Movie Review| Major: A filial tribute to a national hero

It’s impossible to watch Major without reflecting on the ghastly 2008 (26/11) Mumbai attacks.

Published: 04th June 2022 08:38 AM  |   Last Updated: 04th June 2022 08:38 AM   |  A+A-

A still from Major. (File Photo)

A still from Major. (File Photo)

Express News Service

It’s impossible to watch Major without reflecting on the ghastly 2008 (26/11) Mumbai attacks. The Sashi Kiran Tikka directorial painstakingly tells the life story of Ashoka Chakra Major Sandeep Unnikrishnan, who zooms in to rescue the people held hostage for 72 hours by the terrorists at the iconic Taj Mahal Hotel, Mumbai. Through this operation, we witness the destruction, horror, resilience, and anger of a brave soldier who succumbs to the worst nightmare one would ever imagine.

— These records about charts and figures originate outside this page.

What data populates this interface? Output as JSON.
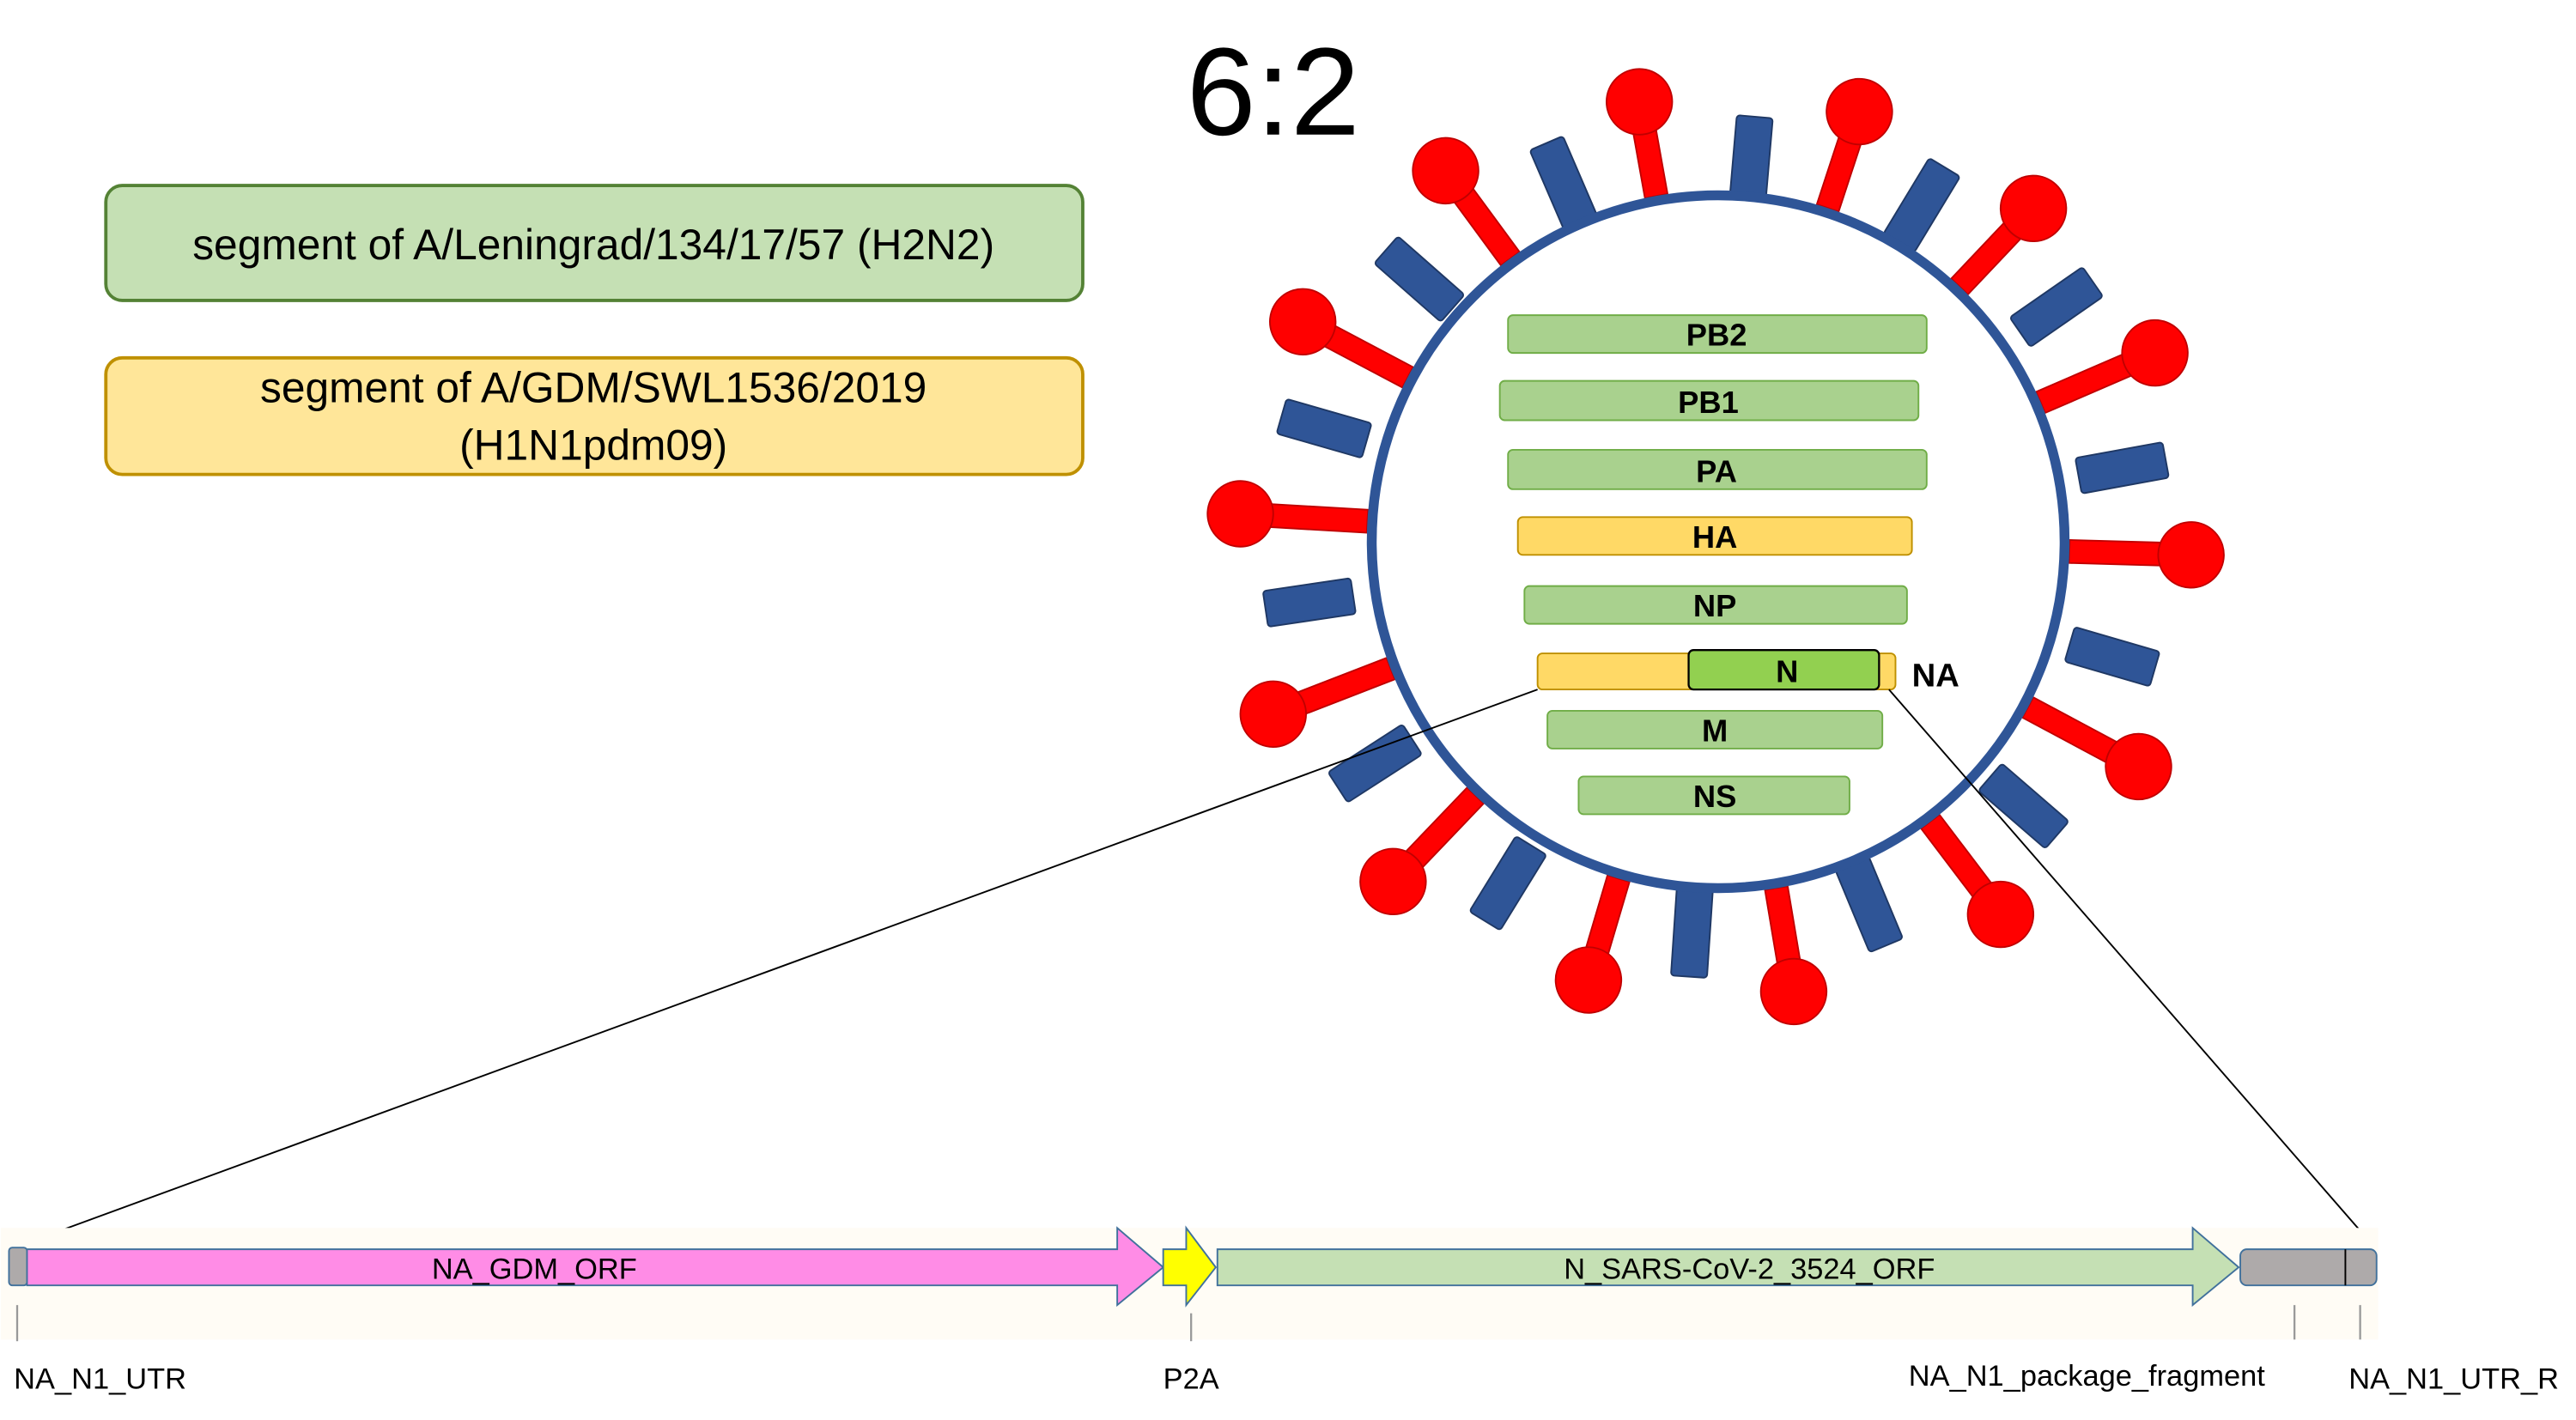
{
  "title": "6:2",
  "legend": {
    "donor": {
      "text": "segment of A/Leningrad/134/17/57 (H2N2)",
      "color": "#c5e0b4"
    },
    "recipient": {
      "line1": "segment of A/GDM/SWL1536/2019",
      "line2": "(H1N1pdm09)",
      "color": "#ffe699"
    }
  },
  "virion": {
    "segments": [
      {
        "label": "PB2",
        "origin": "donor"
      },
      {
        "label": "PB1",
        "origin": "donor"
      },
      {
        "label": "PA",
        "origin": "donor"
      },
      {
        "label": "HA",
        "origin": "recipient"
      },
      {
        "label": "NP",
        "origin": "donor"
      },
      {
        "label": "N",
        "origin": "recipient"
      },
      {
        "label": "M",
        "origin": "donor"
      },
      {
        "label": "NS",
        "origin": "donor"
      }
    ],
    "na_label": "NA",
    "membrane_color": "#2f5597",
    "ha_spike_color": "#ff0000",
    "na_spike_color": "#2f5597"
  },
  "construct": {
    "features": {
      "orf1": {
        "label": "NA_GDM_ORF",
        "color": "#ff8ce6"
      },
      "p2a": {
        "color": "#ffff00"
      },
      "orf2": {
        "label": "N_SARS-CoV-2_3524_ORF",
        "color": "#c5e0b4"
      },
      "utr_color": "#aeaaaa"
    },
    "annotations": [
      "NA_N1_UTR",
      "P2A",
      "NA_N1_package_fragment",
      "NA_N1_UTR_R"
    ]
  }
}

The story is told from the perspective of a father, who witnesses his school-going kid’s love for the uniform, his dream to serve the country, and becoming one of the distinguished officers of the Indian Army and sacrificing his life for his nation and its people. It is a convincing and soul-stirring story about one of the deadliest operations, which is as much poignant as it is riveting and engrossing from start to finish.

Although the essence of the story is certainly a portrayal of the bravery and valor of Sandeep Unnikrishnan who laid down his life rescuing hostages, the film manages to avoid as much as possible worn-out heroic cliches and jingoistic/propagandistic pathos that were often mandatory elements even in the best examples of 26/11 attacks films of the past. Yet, unlike many politically engaged films in recent times, Major resists the temptation to deride the peculiarities of the Army lifestyle and to speculate on the popular Kashmir conflict.

Instead, the film focuses on accurately capturing a full range of authentic human emotions from happiness, sorrow, devotion, and love at the early beginning of the film through angst, fear, and pain as it progresses to despair. It tells the inspiring story of a brave soldier, whose life takes an unfortunate turn when he decides to take on the unstoppable force menacing the lives of innocent people and their country.

The story pulls no punches when it comes to the depiction of enormous destructions and horrors of the war-like situation with top-class set designs and visually appealing special effects, but the major asset of the film is, of course, first-rate performances from its star cast—especially Adivi Sesh, Prakash Raj, Revathi, and Saiee Manjrekar. It may be an emotionally draining cinematic experience for many of us, but, I reckon, it could be conducive for the younger generation to get a better understanding of the monumental sacrifice a martyr has made for his nation.